The US fruit distributer’s commitment to press ahead with its all-share merger with contemporary Fyffes represents a better end to the week for the Irish firm, which earlier saw its shares hammered on speculation the deal was doomed.

Chiquita said Monday’s $13 per share approach from US juice maker Cutrale and Brazilian investment firm Safra was “inadequate and not in the best interests of Chiquita shareholders”.

But the reality is that today only looks like marking the end of the first chapter of a potentially hostile takeover saga.

Safra and Cutrale responded with their own statement that seemed squarely aimed at Chiquita’s shareholders. The bidders said Chiquita’s decision was “a continuation of its track record of shareholder value destruction”.

The statement added: “We’re considering all alternatives to provide shareholders with the opportunity to send a clear message to the Chiquita board that they should enter into discussions.”

If that does not represent the first shots of a hostile takeover battle, it is difficult to imagine what would.

Consequently Fyffes’ UK-listed shares only recovered some of the ground they lost on Monday when news of the bid emerged. By mid-Friday afternoon Fyffes had recovered 2.9% to 75.65p, but that still represents a fall of over 14% from its Monday price of 88p.

That alone suggests this saga still has a long way to go.

The deals compared

It is not necessarily simple to compare the relative merits of the two deals on the table. The Cutrale/Safra deal is a straight forward enough cash offer at a premium of 29% to Chiquita’s pre-bid share price.

The potential benefits of the Fyffes tie-up are more complex. Although nominally a merger, effectively Chiquita is taking over the Irish firm paying for the deal with just under half of its own shares. Chiquita proposes to move its corporate HQ to Ireland to benefit from the country’s lower tax regime, while the combined company will become the world’s largest banana exporter and expects to see significant benefits from cost savings and economies of scale.

There are already suggestions that a significant number of Chiquita shareholders view the more definitive benefits of a cash offer as the more favourable course of action.

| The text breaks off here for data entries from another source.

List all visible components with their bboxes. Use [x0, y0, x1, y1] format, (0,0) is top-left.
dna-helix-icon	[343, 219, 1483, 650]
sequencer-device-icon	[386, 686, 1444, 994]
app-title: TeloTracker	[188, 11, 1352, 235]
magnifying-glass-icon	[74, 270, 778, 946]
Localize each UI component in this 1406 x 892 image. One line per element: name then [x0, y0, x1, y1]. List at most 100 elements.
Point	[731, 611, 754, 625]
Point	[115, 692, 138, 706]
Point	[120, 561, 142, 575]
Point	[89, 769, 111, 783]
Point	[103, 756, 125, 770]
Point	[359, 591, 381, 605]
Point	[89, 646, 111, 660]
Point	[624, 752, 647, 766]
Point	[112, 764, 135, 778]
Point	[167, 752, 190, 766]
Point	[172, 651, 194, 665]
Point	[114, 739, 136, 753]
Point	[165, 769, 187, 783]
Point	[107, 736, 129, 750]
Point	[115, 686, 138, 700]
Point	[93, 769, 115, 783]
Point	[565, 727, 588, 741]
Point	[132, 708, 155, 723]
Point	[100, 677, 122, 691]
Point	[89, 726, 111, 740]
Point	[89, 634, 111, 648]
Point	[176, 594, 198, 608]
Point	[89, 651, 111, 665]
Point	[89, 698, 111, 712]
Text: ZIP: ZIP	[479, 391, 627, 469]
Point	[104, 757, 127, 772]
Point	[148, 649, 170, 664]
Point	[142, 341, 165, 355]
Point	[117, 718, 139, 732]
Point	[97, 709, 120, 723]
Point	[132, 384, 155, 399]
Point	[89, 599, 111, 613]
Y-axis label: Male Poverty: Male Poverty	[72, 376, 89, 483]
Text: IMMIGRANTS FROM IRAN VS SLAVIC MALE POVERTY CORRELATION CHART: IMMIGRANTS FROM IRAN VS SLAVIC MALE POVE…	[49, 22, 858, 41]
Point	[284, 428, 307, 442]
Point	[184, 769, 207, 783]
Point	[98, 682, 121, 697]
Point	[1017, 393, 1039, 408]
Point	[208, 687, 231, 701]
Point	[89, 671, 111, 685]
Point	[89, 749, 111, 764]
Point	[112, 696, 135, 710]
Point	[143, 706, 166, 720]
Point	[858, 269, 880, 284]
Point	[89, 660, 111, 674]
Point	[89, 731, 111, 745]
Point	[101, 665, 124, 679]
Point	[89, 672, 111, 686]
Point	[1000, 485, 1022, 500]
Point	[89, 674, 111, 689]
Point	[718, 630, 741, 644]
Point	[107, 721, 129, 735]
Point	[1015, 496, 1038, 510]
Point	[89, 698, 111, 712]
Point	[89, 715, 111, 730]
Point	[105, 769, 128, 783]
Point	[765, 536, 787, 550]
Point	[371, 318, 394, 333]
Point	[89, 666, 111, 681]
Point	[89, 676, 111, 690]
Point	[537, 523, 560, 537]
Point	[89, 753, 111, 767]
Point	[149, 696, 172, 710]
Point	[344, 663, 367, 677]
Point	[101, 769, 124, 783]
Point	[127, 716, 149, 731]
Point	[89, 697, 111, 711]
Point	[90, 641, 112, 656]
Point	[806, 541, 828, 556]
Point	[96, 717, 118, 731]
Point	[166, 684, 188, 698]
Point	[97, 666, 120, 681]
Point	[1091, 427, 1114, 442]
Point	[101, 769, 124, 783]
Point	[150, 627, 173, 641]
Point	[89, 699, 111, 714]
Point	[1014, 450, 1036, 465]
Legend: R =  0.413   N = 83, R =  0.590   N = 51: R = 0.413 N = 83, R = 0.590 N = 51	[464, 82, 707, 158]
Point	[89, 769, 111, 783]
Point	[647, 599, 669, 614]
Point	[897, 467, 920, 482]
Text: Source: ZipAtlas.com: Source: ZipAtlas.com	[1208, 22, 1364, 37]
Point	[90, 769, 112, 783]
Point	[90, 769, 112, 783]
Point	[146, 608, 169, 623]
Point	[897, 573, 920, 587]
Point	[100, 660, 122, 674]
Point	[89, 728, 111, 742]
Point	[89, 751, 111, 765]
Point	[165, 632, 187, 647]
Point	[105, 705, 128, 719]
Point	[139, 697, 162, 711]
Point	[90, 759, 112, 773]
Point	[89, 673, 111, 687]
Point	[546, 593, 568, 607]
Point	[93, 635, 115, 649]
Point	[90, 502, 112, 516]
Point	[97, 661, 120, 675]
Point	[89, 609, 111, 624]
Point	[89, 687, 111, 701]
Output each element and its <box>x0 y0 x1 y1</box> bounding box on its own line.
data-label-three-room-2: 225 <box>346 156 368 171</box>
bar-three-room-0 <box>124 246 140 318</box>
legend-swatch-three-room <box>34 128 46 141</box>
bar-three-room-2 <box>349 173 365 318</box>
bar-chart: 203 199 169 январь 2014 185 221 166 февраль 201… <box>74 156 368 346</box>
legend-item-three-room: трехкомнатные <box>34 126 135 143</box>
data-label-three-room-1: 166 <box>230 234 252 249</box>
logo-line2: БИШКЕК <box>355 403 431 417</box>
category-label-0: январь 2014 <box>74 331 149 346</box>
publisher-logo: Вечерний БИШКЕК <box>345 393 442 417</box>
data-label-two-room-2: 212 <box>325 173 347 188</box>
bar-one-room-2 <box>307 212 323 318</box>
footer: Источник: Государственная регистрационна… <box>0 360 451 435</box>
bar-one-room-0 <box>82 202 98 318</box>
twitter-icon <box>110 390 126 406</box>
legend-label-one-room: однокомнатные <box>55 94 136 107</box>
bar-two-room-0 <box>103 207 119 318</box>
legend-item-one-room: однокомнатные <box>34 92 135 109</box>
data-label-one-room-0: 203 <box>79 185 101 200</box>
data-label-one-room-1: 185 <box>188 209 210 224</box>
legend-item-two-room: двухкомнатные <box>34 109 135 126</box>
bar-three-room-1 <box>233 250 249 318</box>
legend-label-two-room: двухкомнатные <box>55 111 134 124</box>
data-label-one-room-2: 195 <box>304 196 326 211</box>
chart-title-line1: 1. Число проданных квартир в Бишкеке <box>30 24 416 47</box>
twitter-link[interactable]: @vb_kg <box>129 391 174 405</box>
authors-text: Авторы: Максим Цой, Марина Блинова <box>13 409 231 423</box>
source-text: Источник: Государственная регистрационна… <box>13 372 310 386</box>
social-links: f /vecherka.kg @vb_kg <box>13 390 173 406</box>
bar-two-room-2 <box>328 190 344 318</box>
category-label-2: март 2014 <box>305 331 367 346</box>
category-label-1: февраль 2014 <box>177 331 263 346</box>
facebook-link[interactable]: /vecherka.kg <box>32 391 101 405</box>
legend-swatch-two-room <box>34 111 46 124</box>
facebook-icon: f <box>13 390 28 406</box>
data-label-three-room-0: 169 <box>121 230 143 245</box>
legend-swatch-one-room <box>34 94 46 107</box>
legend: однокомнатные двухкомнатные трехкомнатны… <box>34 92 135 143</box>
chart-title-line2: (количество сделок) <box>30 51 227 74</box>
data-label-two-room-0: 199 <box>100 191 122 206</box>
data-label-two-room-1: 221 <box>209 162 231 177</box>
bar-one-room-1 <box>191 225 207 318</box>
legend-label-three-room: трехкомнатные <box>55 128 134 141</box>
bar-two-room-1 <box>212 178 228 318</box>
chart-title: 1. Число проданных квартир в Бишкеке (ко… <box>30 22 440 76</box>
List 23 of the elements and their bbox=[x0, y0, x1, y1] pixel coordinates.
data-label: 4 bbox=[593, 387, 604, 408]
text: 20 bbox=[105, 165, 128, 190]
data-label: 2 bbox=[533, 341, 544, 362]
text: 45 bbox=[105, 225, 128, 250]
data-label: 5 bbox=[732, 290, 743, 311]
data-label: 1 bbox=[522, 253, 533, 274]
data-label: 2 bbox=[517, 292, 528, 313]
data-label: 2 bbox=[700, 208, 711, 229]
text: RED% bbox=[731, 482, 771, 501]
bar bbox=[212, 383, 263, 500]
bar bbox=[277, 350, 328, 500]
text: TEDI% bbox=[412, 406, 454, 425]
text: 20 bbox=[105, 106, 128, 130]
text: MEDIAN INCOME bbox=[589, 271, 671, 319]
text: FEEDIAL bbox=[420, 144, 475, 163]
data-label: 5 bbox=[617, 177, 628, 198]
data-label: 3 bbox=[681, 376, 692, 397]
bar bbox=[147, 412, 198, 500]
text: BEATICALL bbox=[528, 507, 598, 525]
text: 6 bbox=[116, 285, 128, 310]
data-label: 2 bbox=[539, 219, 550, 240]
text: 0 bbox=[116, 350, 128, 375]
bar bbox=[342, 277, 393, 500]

The shareholders themselves will effectively get to decide which route they prefer when they are asked to vote their approval of the Fyffes deal - a meeting scheduled for 17 September.

Safra and Cutrale could simplify matters by raising their bid to a level the Chiquita board feels compelled to accept – consensus opinion appears to be that $15 a share would be difficult to turn down.

But if the Chiquita board remains committed to pressing ahead with the controversial ‘inversion’ deal, it faces a very public battle to convince shareholders to back its rejection of the cash offer and is likely to get dragged further into a political row.

Growing political and media anger over US companies employing these so-called inversion tactics – taking over a foreign firm and shifting their tax base to the other company’s home jurisdiction – provided Safra and Cutrale with the opportunity to step in with their own offer.

US pharmacy chain Walgreens recently backed down in the face of fierce criticism and consumer boycotts over its plans to move its tax base to the UK by buying up Alliance Boots.

The negative PR threat to Chiquita is clearly less intense than that for a retail chain, but shareholders will not be deaf to arguments that inversions are not in their best long-term interests as they represent more of a tax arbitrage play than building long-term investor value.

Round one is over, but this could be a long fight.